次世代の金融を語る
MoneyX 2026では、国内外の金融大手4社が一堂に会し、「Connected Money Paradigm」と題したパネルセッションが行われた。Progmatの齊藤達哉氏がモデレーターを務め、トークン化マネーマーケットファンド(MMF)の現状と展望、日米市場の構造的な違い、そしてステーブルコインが証券決済にもたらす変革について率直な議論が展開された。
登壇者は、野村ホールディングス執行役員でデジタル・カンパニー長兼ウェルス・マネジメント部門マーケティング担当の池田肇氏、大和証券常務取締役の板屋篤氏、フランクリン・テンプルトン・ジャパンのディレクター/デジタル&フィンテック担当の湯浅光則氏、ブラックロックのグローバル・マーケッツ部長の田中勇毅氏の4名。モデレーターはProgmat代表取締役Founder and CEOの齊藤達哉氏が務めた。
トークン化MMFの進化
ブラックロックのグローバル・マーケッツ部長・田中勇毅氏は、同社が手がけるトークン化MMF「BUIDL」の現状をフェーズで整理した。

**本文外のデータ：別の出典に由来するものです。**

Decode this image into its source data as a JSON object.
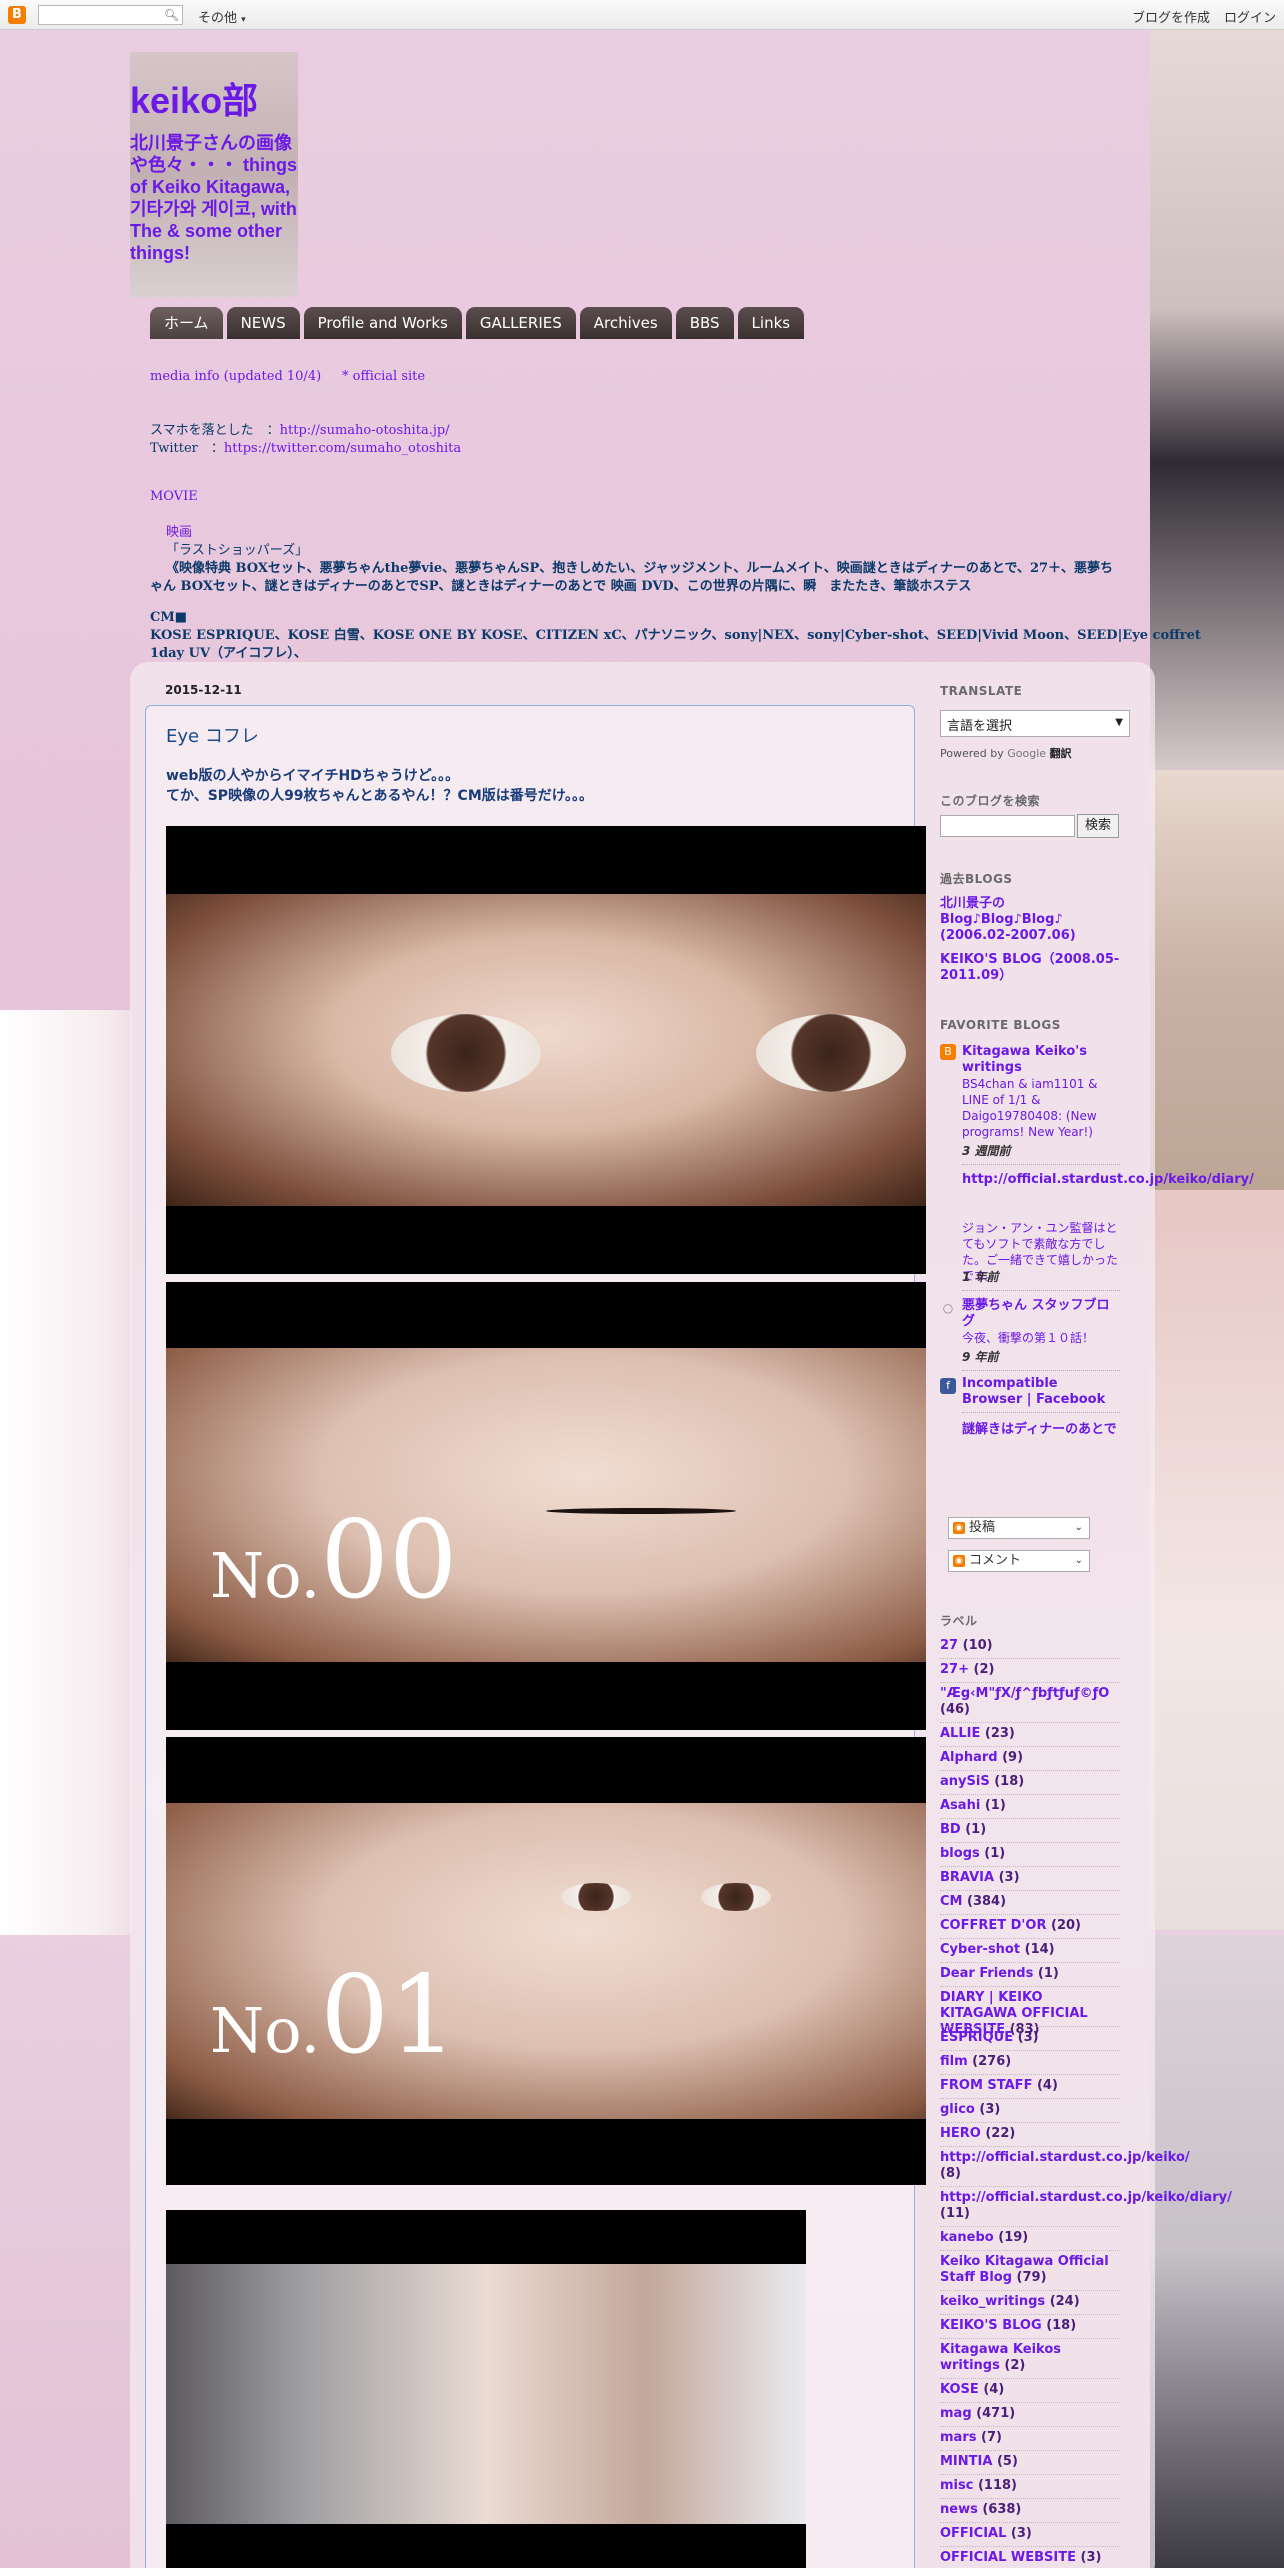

フェーズ1はステーブルコインの運用先として利回りを提供する役割で、USDCとのスワップを通じて資産規模が拡大してきた段階だ。フェーズ2はDeFiにおける担保活用やレバレッジ取引への展開、そしてフェーズ3では既存の伝統的金融との本格的な融合、たとえばレポ取引やレンディングへの活用を見据えていると述べた。

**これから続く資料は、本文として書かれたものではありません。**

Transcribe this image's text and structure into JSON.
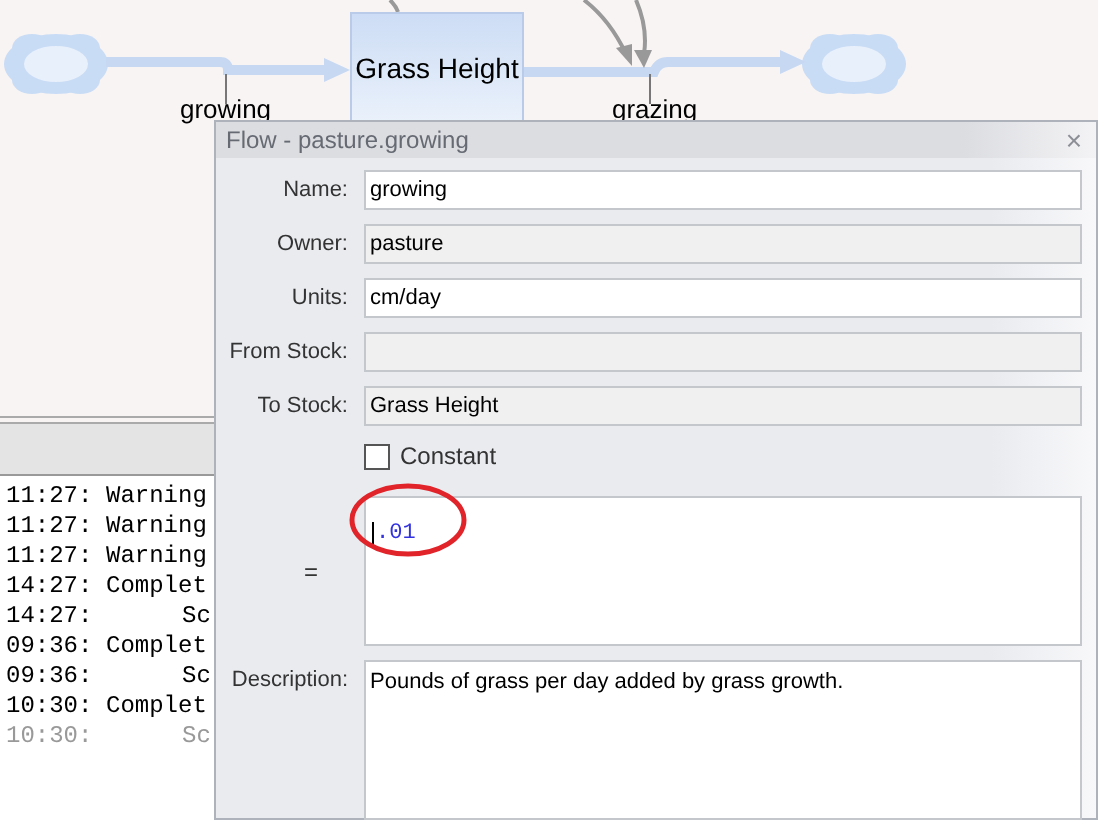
{
  "diagram": {
    "stock": {
      "label": "Grass Height"
    },
    "flows": [
      {
        "label": "growing"
      },
      {
        "label": "grazing"
      }
    ]
  },
  "log": {
    "rows": [
      {
        "time": "11:27:",
        "message": "Warning",
        "kind": "status",
        "faded": false
      },
      {
        "time": "11:27:",
        "message": "Warning",
        "kind": "status",
        "faded": false
      },
      {
        "time": "11:27:",
        "message": "Warning",
        "kind": "status",
        "faded": false
      },
      {
        "time": "14:27:",
        "message": "Complet",
        "kind": "status",
        "faded": false
      },
      {
        "time": "14:27:",
        "message": "Sc",
        "kind": "detail",
        "faded": false
      },
      {
        "time": "09:36:",
        "message": "Complet",
        "kind": "status",
        "faded": false
      },
      {
        "time": "09:36:",
        "message": "Sc",
        "kind": "detail",
        "faded": false
      },
      {
        "time": "10:30:",
        "message": "Complet",
        "kind": "status",
        "faded": false
      },
      {
        "time": "10:30:",
        "message": "Sc",
        "kind": "detail",
        "faded": true
      }
    ]
  },
  "dialog": {
    "title": "Flow - pasture.growing",
    "close": "×",
    "fields": [
      {
        "label": "Name:",
        "value": "growing",
        "readonly": false
      },
      {
        "label": "Owner:",
        "value": "pasture",
        "readonly": true
      },
      {
        "label": "Units:",
        "value": "cm/day",
        "readonly": false
      },
      {
        "label": "From Stock:",
        "readonly": true
      },
      {
        "label": "To Stock:",
        "value": "Grass Height",
        "readonly": true
      }
    ],
    "constant": {
      "label": "Constant",
      "checked": false
    },
    "equation": {
      "label": "=",
      "value": ".01",
      "highlighted": true
    },
    "description": {
      "label": "Description:",
      "value": "Pounds of grass per day added by grass growth."
    }
  }
}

田中氏は「決済の器となるお金がなければ、この市場は成立しない。ステーブルコインの重要性はそこにある」と強調した。
フランクリン・テンプルトン・ジャパンの湯浅光則氏は、同社のトークン化MMFについて、運用会社として唯一、トークン化技術とレコードキーピングシステムを完全内製化している点を強みとして挙げた。
パブリックチェーン上でオンチェーン記録を行うことで透明性を確保し、権利移転の秒単位での利回り計算も自社開発ゆえに実現できると説明した。リテール向けにも公募形式で提供しており、米国ではアプリを通じた個人売買も進んでいるという。
日米市場の構造的差異
野村ホールディングスの池田肇氏は、日米のトークン化証券市場が異なる発展経路をたどった背景として、家計の金融資産に占める有価証券比率の差を挙げた。米国では6割近くに達する一方、日本はようやく2割を超えた水準にとどまる。
この差が、米国では既存の機関投資家向け金融商品(MMF・米国債・株式)のトークン化による取引コスト削減を軸に進化が進んだのに対し、日本では不動産の小口化・流動化を通じた「資産運用の裾野拡大」という方向性をたどった背景にあると指摘した。
国内の不動産セキュリティトークンは5年間で発行額2800億円規模に育ったが、24時間365日取引や機関投資家の参入といった「当初うたわれたメリット」はまだ十分に実現されていないと率直に認めた。「そのパズルの欠けていたピースがステーブルコインだ」と池田氏は述べ、円建てステーブルコインの登場によって初めてデジタル証券本来の価値が引き出せると展望を示した。
24時間決済と機関投資家参入が鍵
大和証券常務取締役の板屋篤氏は、複数のステーブルコインやトークン化証券を組み合わせたDVP(Delivery versus Payment:証券引渡しと代金決済の同時履行)の実証実験を継続していると述べた上で、「どのマネーが勝つかより、まず可能性を捨てないことが大事だ」と実証実験の意義を語った。
プログマ齊藤氏は、個人投資家にとっての24時間365日取引は「深夜3時にパソコンの前に座りたい人はいない」と現実的に見切りつつも、海外の機関投資家が日本資産にアクセスしようとした際に「今は日本の深夜なので取引できない」という状況が続けば、日本市場はオンチェーン金融の世界でガラパゴス化するリスクがあると強く警鐘を鳴らした。
ステーブルコインと証券トークンが組み合わさることで取引・決済の高度化が実現し、機関投資家の参入が促されれば市場は大きく変わると各登壇者の意見は一致した。実務面ではKYC・AML対応、夜間対応体制、顧客資産保全など関係者が多岐にわたることから「一社でできる話ではない」と池田氏が指摘し、業界横断での連携の重要性を改めて示して議論を締めくくった。